AbstractIn this work, we propose a novel design framework based on combined finite-difference time-domain (FDTD) simulations and machine learning (ML) analysis, aiming to improve the light trapping and carrier transport management in the SnS-based thin-film solar cells (TFSCs). The present study aims to identify the key governing solar cell parameters throughout the structure designing processes in order to apply them to develop efficient eco-friendly SnS TFSCs. In this regard, a new SnS solar cell structure based on alternative electron transport layers (ETLs) combined with plasmonic-based light management approach is proposed. Extensive ML-FDTD analysis is performed to assess the influence of the gold nanoparticles (Au-NPs) distribution and carrier transport layers on the TFSC performance.
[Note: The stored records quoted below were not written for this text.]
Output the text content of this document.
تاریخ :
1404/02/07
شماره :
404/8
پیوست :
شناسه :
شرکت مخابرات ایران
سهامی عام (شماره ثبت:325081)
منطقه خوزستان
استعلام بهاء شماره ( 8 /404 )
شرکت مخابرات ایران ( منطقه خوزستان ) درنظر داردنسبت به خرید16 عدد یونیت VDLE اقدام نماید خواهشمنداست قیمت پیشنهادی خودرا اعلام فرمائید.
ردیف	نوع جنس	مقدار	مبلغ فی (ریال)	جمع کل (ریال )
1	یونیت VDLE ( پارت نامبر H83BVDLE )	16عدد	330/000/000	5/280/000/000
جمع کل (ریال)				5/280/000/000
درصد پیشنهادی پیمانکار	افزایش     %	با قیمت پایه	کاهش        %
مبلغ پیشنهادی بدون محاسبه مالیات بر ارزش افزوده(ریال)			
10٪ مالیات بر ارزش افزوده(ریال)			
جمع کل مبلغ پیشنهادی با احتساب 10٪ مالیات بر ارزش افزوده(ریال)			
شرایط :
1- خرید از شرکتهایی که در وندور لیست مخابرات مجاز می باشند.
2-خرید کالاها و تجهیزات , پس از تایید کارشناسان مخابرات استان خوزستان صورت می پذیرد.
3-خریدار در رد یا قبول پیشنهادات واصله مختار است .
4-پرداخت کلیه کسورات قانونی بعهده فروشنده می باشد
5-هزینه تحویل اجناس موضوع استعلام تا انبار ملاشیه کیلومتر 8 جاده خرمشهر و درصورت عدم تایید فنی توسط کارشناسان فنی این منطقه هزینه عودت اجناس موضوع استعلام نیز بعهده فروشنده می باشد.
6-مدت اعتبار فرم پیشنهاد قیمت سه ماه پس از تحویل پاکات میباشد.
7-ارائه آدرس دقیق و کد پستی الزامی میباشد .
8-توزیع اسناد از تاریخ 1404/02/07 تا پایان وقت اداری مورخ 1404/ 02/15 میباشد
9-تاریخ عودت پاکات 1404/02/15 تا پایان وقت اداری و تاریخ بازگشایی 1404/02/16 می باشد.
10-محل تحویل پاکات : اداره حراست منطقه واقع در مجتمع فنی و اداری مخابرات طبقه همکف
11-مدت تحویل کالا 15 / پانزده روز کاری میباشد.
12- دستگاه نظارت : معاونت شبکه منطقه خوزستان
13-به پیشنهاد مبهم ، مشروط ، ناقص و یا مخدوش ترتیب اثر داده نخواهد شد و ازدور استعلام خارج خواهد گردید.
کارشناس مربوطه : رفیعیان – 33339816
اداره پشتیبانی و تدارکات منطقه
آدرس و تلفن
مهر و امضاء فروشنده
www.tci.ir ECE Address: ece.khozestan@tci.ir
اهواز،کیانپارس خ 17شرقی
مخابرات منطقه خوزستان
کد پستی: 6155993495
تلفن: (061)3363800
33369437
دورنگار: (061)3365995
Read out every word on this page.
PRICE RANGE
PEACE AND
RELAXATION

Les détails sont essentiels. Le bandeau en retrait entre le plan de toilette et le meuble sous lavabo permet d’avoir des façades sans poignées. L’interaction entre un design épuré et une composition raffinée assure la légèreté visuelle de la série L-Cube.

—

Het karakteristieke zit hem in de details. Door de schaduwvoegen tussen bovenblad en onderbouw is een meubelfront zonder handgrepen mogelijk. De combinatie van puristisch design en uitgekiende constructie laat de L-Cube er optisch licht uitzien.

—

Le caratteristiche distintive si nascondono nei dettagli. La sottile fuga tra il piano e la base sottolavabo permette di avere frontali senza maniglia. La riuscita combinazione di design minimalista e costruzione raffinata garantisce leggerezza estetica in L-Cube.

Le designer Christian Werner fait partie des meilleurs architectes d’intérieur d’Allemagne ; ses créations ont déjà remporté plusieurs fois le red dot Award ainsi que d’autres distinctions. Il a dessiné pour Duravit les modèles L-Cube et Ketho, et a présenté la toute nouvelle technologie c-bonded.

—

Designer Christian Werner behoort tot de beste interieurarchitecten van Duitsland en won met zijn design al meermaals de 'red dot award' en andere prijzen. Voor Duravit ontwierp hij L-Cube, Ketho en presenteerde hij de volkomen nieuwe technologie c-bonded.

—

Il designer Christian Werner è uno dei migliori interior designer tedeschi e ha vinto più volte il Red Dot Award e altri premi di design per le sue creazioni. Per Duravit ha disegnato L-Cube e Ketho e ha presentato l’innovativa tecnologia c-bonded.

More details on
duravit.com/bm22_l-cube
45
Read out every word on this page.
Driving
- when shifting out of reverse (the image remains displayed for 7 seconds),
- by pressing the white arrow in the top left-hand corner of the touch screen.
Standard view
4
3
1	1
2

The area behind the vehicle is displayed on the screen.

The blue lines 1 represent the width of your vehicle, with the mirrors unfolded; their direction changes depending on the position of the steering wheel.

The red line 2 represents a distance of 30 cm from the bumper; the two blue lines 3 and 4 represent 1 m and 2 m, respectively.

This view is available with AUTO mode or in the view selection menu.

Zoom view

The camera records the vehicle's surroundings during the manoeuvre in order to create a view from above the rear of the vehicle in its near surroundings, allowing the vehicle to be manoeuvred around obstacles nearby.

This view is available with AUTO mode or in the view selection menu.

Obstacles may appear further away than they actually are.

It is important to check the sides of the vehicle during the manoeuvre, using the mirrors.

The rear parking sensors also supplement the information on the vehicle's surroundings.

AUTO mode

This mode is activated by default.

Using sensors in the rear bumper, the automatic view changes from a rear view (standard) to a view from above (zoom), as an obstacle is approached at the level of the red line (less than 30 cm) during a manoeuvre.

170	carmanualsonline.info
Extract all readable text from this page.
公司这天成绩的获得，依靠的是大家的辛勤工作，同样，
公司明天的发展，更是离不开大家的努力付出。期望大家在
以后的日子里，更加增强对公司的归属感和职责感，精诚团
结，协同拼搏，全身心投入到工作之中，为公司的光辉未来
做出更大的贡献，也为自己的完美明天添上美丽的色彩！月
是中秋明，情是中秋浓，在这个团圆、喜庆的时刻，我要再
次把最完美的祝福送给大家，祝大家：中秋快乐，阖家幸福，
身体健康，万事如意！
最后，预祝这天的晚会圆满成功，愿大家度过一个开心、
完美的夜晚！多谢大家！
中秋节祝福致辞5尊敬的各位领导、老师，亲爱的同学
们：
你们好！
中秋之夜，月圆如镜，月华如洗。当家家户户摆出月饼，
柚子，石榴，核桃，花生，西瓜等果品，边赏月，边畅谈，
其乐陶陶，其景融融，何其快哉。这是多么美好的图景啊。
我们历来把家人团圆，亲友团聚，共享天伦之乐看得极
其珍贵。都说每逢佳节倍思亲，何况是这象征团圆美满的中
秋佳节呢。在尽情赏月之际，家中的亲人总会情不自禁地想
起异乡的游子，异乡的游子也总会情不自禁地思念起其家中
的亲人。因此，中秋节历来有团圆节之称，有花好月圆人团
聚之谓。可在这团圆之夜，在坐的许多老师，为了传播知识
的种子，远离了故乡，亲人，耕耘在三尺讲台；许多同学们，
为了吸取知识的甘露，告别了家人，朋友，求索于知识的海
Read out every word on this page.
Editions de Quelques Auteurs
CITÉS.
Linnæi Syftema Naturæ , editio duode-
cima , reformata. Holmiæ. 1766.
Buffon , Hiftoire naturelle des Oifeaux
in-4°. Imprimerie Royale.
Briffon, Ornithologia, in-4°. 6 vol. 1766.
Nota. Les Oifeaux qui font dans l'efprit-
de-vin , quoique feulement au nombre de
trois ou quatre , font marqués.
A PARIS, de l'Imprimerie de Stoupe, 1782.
It is revealed that the proposed design framework can predict the best radius and spatial distribution of Au-NPs and the appropriate ETL. This is attributed to the use of ML approach, allowing the selection of the Au-NPs configuration for enhanced light trapping and carrier transport management. Moreover, the numerical simulated current and voltage values show a consistency with the ML-FDTD predictions. Through ML-FDTD analysis, SnS2 material is found to be the best ETL, while radius and spatial distribution of Au-NPs are other key governing parameters to attain over 12% efficiency. The optimized device shows enhanced open circuit voltage of 0.63 V and improved short circuit current of 27...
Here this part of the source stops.